Вот и вся сказка про двух танцорок.
* * *– Какая необычная история… Не думаю, что я когда-нибудь слышал ее.
В дверях стоял Оливье. Церера не знала, как долго он там простоял. По крайней мере, достаточно долго, чтобы выслушать хотя бы часть этой сказки, если и не всю целиком.
Но вот в чем вся странность: Церера тоже никогда раньше не слышала эту историю. Ее не было в книге, лежащей у нее на коленях. Она не читала, а декламировала, как бы по памяти, но у нее не было никаких более ранних воспоминаний об этой истории – точно так же, как она не могла вспомнить, держала ли в руке шариковую ручку, когда начинала. Что еще более странно, так это что, опустив взгляд на книгу, Церера с удивлением обнаружила, что записывала эту сказку, рассказывая ее, – под углом к существующем строчкам на странице, отчего, слегка изменяя положение книги, можно было прочесть то один текст, то другой. Палимпсест[7] или что-то достаточно близкое – вот как это называлось. Ее отец, работа которого включала в себя расшифровку старинных рукописей, любил, когда они попадали к нему в руки – артефакты из далекого прошлого, когда бумага была слишком ценной, чтобы использовать ее всего один раз.

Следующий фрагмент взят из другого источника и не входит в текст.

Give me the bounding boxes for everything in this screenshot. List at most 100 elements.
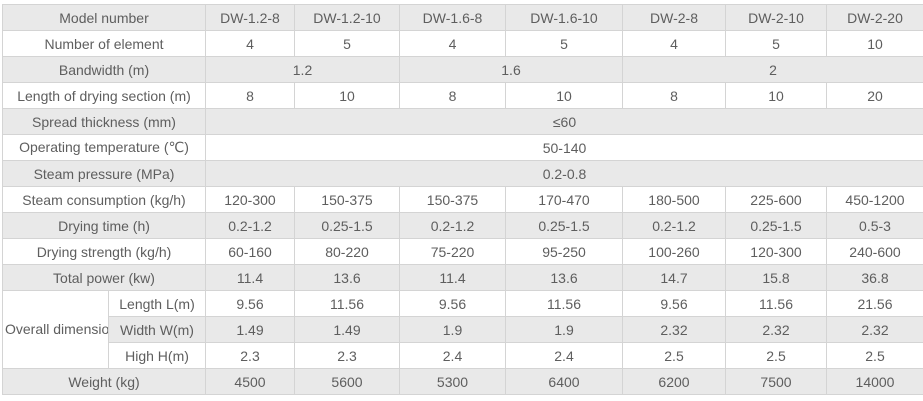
table-row-total-power: Total power (kw) 11.4 13.6 11.4 13.6 14.… (2, 264, 923, 291)
model-header: DW-2-10 (725, 4, 827, 31)
cell: 2.3 (294, 342, 400, 369)
cell: 0.2-1.2 (622, 212, 726, 239)
table-row-spread-thickness: Spread thickness (mm) ≤60 (2, 108, 923, 135)
cell: 150-375 (399, 186, 506, 213)
table-row-length-of-drying-section: Length of drying section (m) 8 10 8 10 8… (2, 82, 923, 109)
cell: 60-160 (205, 238, 295, 265)
cell: 5 (725, 30, 827, 57)
cell: 11.56 (294, 290, 400, 317)
cell: 150-375 (294, 186, 400, 213)
cell: 120-300 (725, 238, 827, 265)
spec-table: Model number DW-1.2-8 DW-1.2-10 DW-1.6-8… (2, 4, 923, 395)
cell: 2.5 (725, 342, 827, 369)
row-sublabel: Width W(m) (108, 316, 206, 343)
model-header: DW-2-20 (826, 4, 923, 31)
cell: 15.8 (725, 264, 827, 291)
cell: 4 (622, 30, 726, 57)
cell: 8 (399, 82, 506, 109)
cell: 95-250 (505, 238, 623, 265)
table-row-dimension-width: Width W(m) 1.49 1.49 1.9 1.9 2.32 2.32 2… (3, 316, 923, 343)
cell: 10 (725, 82, 827, 109)
cell: 170-470 (505, 186, 623, 213)
cell: 0.2-1.2 (399, 212, 506, 239)
cell: 0.5-3 (826, 212, 923, 239)
cell: 5300 (399, 368, 506, 395)
cell-merged: 1.6 (399, 56, 623, 83)
cell: 13.6 (294, 264, 400, 291)
cell: 0.25-1.5 (725, 212, 827, 239)
cell: 4 (205, 30, 295, 57)
cell: 13.6 (505, 264, 623, 291)
row-label: Length of drying section (m) (2, 82, 206, 109)
cell: 2.4 (505, 342, 623, 369)
cell: 1.49 (294, 316, 400, 343)
table-row-steam-pressure: Steam pressure (MPa) 0.2-0.8 (2, 160, 923, 187)
cell: 4500 (205, 368, 295, 395)
cell: 11.56 (505, 290, 623, 317)
cell: 2.5 (826, 342, 923, 369)
cell: 10 (294, 82, 400, 109)
cell: 6200 (622, 368, 726, 395)
cell: 7500 (725, 368, 827, 395)
table-row-operating-temperature: Operating temperature (℃) 50-140 (2, 134, 923, 161)
row-label: Drying time (h) (2, 212, 206, 239)
cell: 11.4 (399, 264, 506, 291)
row-label: Weight (kg) (2, 368, 206, 395)
cell-merged: 2 (622, 56, 923, 83)
cell-full-span: 50-140 (205, 134, 923, 161)
cell: 2.4 (399, 342, 506, 369)
cell-full-span: ≤60 (205, 108, 923, 135)
table-row-drying-strength: Drying strength (kg/h) 60-160 80-220 75-… (2, 238, 923, 265)
cell: 21.56 (826, 290, 923, 317)
cell-merged: 1.2 (205, 56, 400, 83)
cell: 120-300 (205, 186, 295, 213)
row-label: Drying strength (kg/h) (2, 238, 206, 265)
cell: 9.56 (399, 290, 506, 317)
cell: 20 (826, 82, 923, 109)
table-row-dimension-high: High H(m) 2.3 2.3 2.4 2.4 2.5 2.5 2.5 (3, 342, 923, 369)
cell: 36.8 (826, 264, 923, 291)
cell: 5600 (294, 368, 400, 395)
cell: 2.32 (725, 316, 827, 343)
cell: 1.9 (399, 316, 506, 343)
row-label: Number of element (2, 30, 206, 57)
cell: 5 (294, 30, 400, 57)
cell: 0.25-1.5 (505, 212, 623, 239)
cell: 0.25-1.5 (294, 212, 400, 239)
row-label: Steam pressure (MPa) (2, 160, 206, 187)
cell: 225-600 (725, 186, 827, 213)
table-row-steam-consumption: Steam consumption (kg/h) 120-300 150-375… (2, 186, 923, 213)
cell: 14000 (826, 368, 923, 395)
cell: 450-1200 (826, 186, 923, 213)
cell: 9.56 (622, 290, 726, 317)
cell: 10 (505, 82, 623, 109)
cell: 2.32 (826, 316, 923, 343)
cell: 180-500 (622, 186, 726, 213)
row-label: Model number (2, 4, 206, 31)
table-row-model-number: Model number DW-1.2-8 DW-1.2-10 DW-1.6-8… (2, 4, 923, 31)
cell: 2.32 (622, 316, 726, 343)
cell: 9.56 (205, 290, 295, 317)
cell: 0.2-1.2 (205, 212, 295, 239)
cell: 1.49 (205, 316, 295, 343)
cell: 1.9 (505, 316, 623, 343)
table-row-number-of-element: Number of element 4 5 4 5 4 5 10 (2, 30, 923, 57)
model-header: DW-1.2-10 (294, 4, 400, 31)
cell: 14.7 (622, 264, 726, 291)
cell: 4 (399, 30, 506, 57)
row-label: Total power (kw) (2, 264, 206, 291)
cell: 6400 (505, 368, 623, 395)
cell: 80-220 (294, 238, 400, 265)
cell: 11.4 (205, 264, 295, 291)
row-group-label: Overall dimension (2, 290, 109, 369)
row-label: Bandwidth (m) (2, 56, 206, 83)
model-header: DW-2-8 (622, 4, 726, 31)
cell: 2.3 (205, 342, 295, 369)
row-sublabel: High H(m) (108, 342, 206, 369)
cell: 5 (505, 30, 623, 57)
cell: 240-600 (826, 238, 923, 265)
row-label: Spread thickness (mm) (2, 108, 206, 135)
model-header: DW-1.6-8 (399, 4, 506, 31)
cell: 100-260 (622, 238, 726, 265)
row-label: Steam consumption (kg/h) (2, 186, 206, 213)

Оливье теперь стоял рядом с Церерой. Он тоже заметил ее почерк на страницах, пять из которых она заполнила своим рассказом.
– Я и не знал, что вы писательница, – сказал он.

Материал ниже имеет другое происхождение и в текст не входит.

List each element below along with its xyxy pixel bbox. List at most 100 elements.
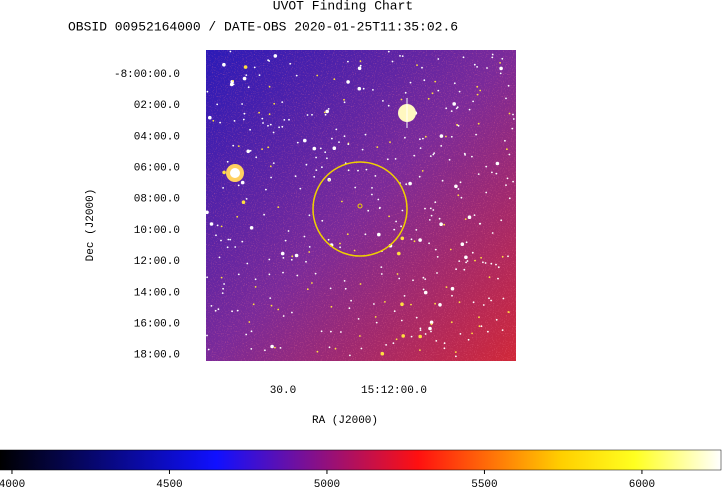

– Я не писательница, – отозвалась Церера. – По крайней мере, не такого вот рода. Не пишу ни рассказы, ни сказки. Даже не знаю, откуда это-та взялась. Должно быть, я где-то ее слышала или читала в детстве.
– Давным-давно, в некие незапамятные времена… – процитировал Оливье. – Или «то ли было то, то ли не было», как их обычно начинала моя бабушка.
– Да, пожалуй что так. Когда-то давным-давно.
«Хотя скорей ближе второе – то ли было то, то ли не было. То ли была та девочка, то ли не была. То ли была ее мать, то ли нет…»
Но мысль о том, что она каким-то образом породила эту историю, привела Цереру в смятение. В юности ей нравилось рисовать, но в позднем подростковом возрасте она забросила это дело, когда поняла, что все, что делает, – это лишь пытается воспроизвести окружающий мир. Настоящие же художники создавали мир заново, что было за пределами ее возможностей. Знанием она обладала в достаточной мере, но чего ей не хватало, решила тогда Церера, так это воображения. Теперь же, наверное, эта способность находить душевное спокойствие в незнании, которая и привела ее к выдумыванию чего-то несуществующего, вполне могла быть обретена ею, хотя и в другой форме – в виде слов, а не рисунков.
Церера встала. Ей пора было уходить. Она поцеловала Фебу на прощание.
– Она выглядит такой маленькой, – произнесла Церера, обращаясь не к Оливье, а к кому-то невидимому, потому что в ее голосе слышались нотки упрека. Она все больше и больше привыкала высказывать свои мысли вслух, особенно когда оставалась с Фебой наедине. Это был способ нарушить тишину и дать дочери понять, что она рядом. Феба никак не реагировала, но Цереру это не останавливало. В тот день, когда это произойдет, все окончательно потеряет смысл. – С каждой неделей она все больше худеет. Я вижу это по ее лицу.
И вот так мы иногда и теряем людей: не разом, а понемногу – словно ветер сдувает пыльцу с цветка.
– Я видел ее медицинскую карту, – сказал Оливье. – Ваша дочь – боец. Если кто-то и сможет выкарабкаться, так это она.